ST. GEORGE — After six years of providing entertainment in Washington County, Brigham’s Playhouse is closing its doors following its final show of the season. The intimate theater, which is billed as a “dessert theater,” complete with signature desserts designed around each production, has seen its share of successes – but also setbacks.
Owners of the playhouse said they are taking a sabbatical to raise much-needed operational funds and get official nonprofit recognition. Executive producer and co-owner Jamie Young told St. George News they hope to reopen – though likely in a new location – in the near future.
The sabbatical will begin after the final performance of the theater’s current production of “A Christmas Carol,” which runs Wednesdays through Saturdays until Dec. 28.
Brigham’s Playhouse opened Feb. 14, 2014, and audiences have been steadily growing since. In the beginning, attendance averaged around 79 patrons per night; this year the 200-seat theater has seen an average of 134 patrons per night, Young said.
“We’ve seen a steady increase throughout the years,” he said, “but there were some unexpected surprises in our first couple of years that really set us back, and we’ve always been trying to play catch up.”
One of the more recent set backs came in July when the playhouse was granted only half of the RAP tax funds it applied for with Washington City.
City Council members approved $26,600 of the $53,000 requested by Young. Council members cited concerns over the future of the playhouse after Young said at a work meeting with the City Council that he could only commit to keeping Brigham’s Playhouse open through the end of 2019.
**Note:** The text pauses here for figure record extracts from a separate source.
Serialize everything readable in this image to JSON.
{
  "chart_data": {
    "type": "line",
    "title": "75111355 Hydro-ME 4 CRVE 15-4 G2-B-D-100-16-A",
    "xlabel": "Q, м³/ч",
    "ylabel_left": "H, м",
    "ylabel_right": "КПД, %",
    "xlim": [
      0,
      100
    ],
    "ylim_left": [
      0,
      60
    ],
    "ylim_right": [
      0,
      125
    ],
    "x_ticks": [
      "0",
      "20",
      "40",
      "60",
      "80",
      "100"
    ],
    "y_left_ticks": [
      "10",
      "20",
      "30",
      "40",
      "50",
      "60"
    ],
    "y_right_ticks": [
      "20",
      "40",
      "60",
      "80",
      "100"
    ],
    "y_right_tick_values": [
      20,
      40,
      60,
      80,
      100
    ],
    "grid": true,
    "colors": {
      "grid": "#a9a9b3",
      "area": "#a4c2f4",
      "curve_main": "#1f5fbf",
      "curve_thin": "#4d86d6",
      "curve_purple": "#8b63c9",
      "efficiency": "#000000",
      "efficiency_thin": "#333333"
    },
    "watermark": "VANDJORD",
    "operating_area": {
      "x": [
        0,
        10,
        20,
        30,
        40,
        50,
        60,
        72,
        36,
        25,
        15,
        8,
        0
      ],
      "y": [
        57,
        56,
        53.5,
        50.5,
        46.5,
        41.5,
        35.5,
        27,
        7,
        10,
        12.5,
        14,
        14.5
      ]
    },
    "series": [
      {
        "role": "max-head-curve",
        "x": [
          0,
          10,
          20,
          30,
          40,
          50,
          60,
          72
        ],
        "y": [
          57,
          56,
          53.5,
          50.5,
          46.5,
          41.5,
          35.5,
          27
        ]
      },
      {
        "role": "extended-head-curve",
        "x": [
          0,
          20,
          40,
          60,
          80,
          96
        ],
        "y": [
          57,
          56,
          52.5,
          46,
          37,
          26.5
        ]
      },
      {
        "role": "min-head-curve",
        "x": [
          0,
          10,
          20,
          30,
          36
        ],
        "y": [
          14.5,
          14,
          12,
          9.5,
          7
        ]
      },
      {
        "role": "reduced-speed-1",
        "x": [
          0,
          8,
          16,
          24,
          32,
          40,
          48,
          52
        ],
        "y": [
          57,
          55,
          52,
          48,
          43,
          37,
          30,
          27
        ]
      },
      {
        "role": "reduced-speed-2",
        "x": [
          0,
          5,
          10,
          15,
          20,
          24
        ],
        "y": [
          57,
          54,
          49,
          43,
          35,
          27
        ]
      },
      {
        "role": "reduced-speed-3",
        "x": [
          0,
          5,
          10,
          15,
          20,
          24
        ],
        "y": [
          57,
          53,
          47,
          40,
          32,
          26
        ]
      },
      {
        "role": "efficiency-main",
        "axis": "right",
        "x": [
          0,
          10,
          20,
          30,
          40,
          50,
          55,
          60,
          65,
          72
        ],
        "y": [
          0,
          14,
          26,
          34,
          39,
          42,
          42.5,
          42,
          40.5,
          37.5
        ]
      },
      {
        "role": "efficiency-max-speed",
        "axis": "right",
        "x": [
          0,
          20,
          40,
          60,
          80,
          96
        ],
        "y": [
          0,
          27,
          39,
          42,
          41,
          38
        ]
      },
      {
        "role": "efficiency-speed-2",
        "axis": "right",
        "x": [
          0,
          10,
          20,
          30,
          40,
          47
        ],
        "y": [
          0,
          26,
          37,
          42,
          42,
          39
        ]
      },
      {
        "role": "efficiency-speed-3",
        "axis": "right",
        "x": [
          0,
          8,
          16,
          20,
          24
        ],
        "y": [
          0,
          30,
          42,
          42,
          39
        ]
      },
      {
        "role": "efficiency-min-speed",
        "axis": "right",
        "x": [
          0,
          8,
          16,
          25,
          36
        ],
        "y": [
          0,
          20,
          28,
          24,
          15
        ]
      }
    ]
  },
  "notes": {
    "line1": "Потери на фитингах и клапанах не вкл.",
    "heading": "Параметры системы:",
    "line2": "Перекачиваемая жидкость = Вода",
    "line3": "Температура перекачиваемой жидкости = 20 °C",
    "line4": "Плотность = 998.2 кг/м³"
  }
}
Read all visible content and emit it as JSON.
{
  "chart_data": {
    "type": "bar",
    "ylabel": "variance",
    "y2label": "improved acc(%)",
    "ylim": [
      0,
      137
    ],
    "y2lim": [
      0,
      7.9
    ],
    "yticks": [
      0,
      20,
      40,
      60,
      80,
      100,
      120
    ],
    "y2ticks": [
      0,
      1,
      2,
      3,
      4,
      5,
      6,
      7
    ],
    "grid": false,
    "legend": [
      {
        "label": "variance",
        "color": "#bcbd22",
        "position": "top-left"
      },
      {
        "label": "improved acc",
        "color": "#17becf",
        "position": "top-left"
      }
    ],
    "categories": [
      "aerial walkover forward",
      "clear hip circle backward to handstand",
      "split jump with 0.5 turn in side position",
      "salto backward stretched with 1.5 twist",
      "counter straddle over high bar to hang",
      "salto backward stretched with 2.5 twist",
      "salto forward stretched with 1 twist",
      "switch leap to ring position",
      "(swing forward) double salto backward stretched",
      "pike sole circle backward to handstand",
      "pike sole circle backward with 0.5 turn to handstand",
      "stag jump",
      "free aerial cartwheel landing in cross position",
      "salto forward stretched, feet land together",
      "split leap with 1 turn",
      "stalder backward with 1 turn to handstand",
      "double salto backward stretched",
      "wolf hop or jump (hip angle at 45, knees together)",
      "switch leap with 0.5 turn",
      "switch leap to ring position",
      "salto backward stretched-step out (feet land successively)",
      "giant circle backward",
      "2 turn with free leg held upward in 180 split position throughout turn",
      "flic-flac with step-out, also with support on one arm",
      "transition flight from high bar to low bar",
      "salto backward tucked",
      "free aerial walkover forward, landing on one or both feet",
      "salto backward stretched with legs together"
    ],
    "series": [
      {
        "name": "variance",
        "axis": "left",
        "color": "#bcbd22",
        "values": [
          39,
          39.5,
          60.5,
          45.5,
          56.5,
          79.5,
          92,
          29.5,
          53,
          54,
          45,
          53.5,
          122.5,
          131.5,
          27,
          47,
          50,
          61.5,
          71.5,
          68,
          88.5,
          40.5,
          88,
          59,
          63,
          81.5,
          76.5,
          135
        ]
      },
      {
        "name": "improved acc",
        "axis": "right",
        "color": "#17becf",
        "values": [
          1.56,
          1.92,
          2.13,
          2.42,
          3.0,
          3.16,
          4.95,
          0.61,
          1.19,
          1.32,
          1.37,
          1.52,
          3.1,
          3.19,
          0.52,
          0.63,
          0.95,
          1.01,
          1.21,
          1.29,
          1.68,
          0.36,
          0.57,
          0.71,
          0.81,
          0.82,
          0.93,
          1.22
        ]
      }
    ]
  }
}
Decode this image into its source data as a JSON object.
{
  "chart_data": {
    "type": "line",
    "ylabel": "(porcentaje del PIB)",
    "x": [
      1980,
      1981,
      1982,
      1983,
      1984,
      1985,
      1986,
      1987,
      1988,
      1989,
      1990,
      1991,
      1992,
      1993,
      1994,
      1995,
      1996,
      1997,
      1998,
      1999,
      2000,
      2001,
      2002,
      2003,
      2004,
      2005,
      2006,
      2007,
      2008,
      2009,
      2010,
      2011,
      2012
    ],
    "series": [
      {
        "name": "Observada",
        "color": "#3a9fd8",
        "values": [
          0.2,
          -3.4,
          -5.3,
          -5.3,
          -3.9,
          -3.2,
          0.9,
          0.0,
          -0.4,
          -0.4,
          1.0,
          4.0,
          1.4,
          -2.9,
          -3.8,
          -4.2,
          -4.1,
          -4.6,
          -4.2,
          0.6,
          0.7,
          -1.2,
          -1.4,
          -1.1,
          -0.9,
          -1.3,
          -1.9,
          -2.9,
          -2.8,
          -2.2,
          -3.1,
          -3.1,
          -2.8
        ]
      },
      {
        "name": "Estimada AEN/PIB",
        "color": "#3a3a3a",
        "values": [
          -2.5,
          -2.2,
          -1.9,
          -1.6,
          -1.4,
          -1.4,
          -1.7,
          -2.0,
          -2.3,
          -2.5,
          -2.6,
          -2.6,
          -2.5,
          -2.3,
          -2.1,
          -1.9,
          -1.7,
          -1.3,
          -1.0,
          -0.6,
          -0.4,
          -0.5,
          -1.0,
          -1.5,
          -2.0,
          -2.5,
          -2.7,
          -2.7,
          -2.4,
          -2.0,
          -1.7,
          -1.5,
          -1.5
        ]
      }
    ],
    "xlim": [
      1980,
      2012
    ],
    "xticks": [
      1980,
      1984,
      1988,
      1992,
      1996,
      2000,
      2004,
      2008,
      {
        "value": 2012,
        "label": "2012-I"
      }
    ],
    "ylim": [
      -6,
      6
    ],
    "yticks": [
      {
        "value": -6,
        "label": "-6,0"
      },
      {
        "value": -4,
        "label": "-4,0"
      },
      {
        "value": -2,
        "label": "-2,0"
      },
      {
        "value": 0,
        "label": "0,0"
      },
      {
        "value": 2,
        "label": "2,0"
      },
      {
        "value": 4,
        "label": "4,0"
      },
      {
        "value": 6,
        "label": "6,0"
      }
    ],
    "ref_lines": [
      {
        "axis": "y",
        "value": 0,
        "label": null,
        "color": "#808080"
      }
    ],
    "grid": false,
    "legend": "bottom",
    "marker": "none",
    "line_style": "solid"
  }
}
“Part of the concern is the possibility that Brigham’s Playhouse may not be here,” Councilman Jeff Turek said in July. “One of the thoughts I had is that we fund $25,000 through January, and they come back and say, ‘Yeah, we’re going to be here another six months.’ We’ll fund the rest at that point.”
Though Young told St. George News he remains grateful for the funding he did receive in July and for the community’s support, the funds were only enough to last until the end of this year.
“We just finally ran out of money, and our fundraising wasn’t keeping up with our needs,” Young said.
During the sabbatical, Young said they will be working to raise $600,000, which will go toward operational costs as well as marketing and increasing ticket sales.
“It takes money to make money,” Young said.
Owners and operators will also be working toward receiving official 501(c)(3) status from the IRS, something that the groups has been lacking and has been a road block in the past to receiving both RAP tax funds as well as private donations.
Young said they have started a not-for-profit company, but without the official recognition they are unable to guarantee a tax deduction to would-be supporters. He hopes to have that in place sooner rather than later, adding that they will only be collecting pledges and not actual money until they have secured enought pledges to meet their financial goal.
If they meet their fundraising goals, they will be looking to relocate from their current location in Cottontown Village next door to Rowley’s Red Barn, Young said.
“We feel like our home is Washington City, and we don’t want to leave,” he said.
The rent on the property where the playhouse is located has increased in recent years, Young said, and the playhouse’s growth has not managed to keep up. But, Young said, he wanted to clarify that they are not relocating because of the price of rent, adding that the owners of the property have been very gracious to him and the playhouse. Rather, they are closing down and leaving the building because they can’t expect the owners to hold onto the space for them for however long it is going to take to meet their goals and reopen.
“A Christmas Carol”
Based on the classic novella written by Charles Dickens and published in 1843, the story of miserly old Ebenezer Scrooge has endured the ages. It has also been a staple production at Brigham’s Playhouse throughout the years. In Brigham’s Playhouse’s production, Young and Taylor Williams have revamped the tale and given it a modern setting.
Though some of the names of the classic characters have changed in this adaption (Scrooge is now Everett “Rett” B. Blithe), Young said they tried to remain true to the source material while updating the story for a new audience.
One of the adaptation they made to the story, he said, was to give the Scrooge character a more intrinsic motivation for change rather than being scared into change by ghosts.
Audiences will still see Blithe (played on alternating nights by Tj Dick or Jason Buck) travel through Christmases past, present and future with his former business partner – now Ms. Marley (Jasmine Anderson) – but they will be given more opportunity to learn what shaped Blithe into the crotchety penny hoarder he becomes and what drives him to change his ways.
The production has some very touching moments, and Young said he believes that audiences will be able to relate to at least one of the characters in the story.
The show is double cast, so some of the lead characters will alternate nights.
“A Christmas Carol” runs Wednesdays-Saturdays at 7 p.m. and Saturdays at 2 p.m. until Dec. 28. Tickets are $23 for adults, $21 for seniors and $17 for children 5-17 and students with valid ID. Tickets can be purchased online or at the box office located at Brigham’s Playhouse, 25 N. 300 West, Washington City. Box office hours are Tuesday-Friday, 2-7 p.m, and Saturday, noon to 7 p.m.
“It’s a very moving story,” Young said. “We love this show and hope that we’ll be able to keep doing it for years in the future.”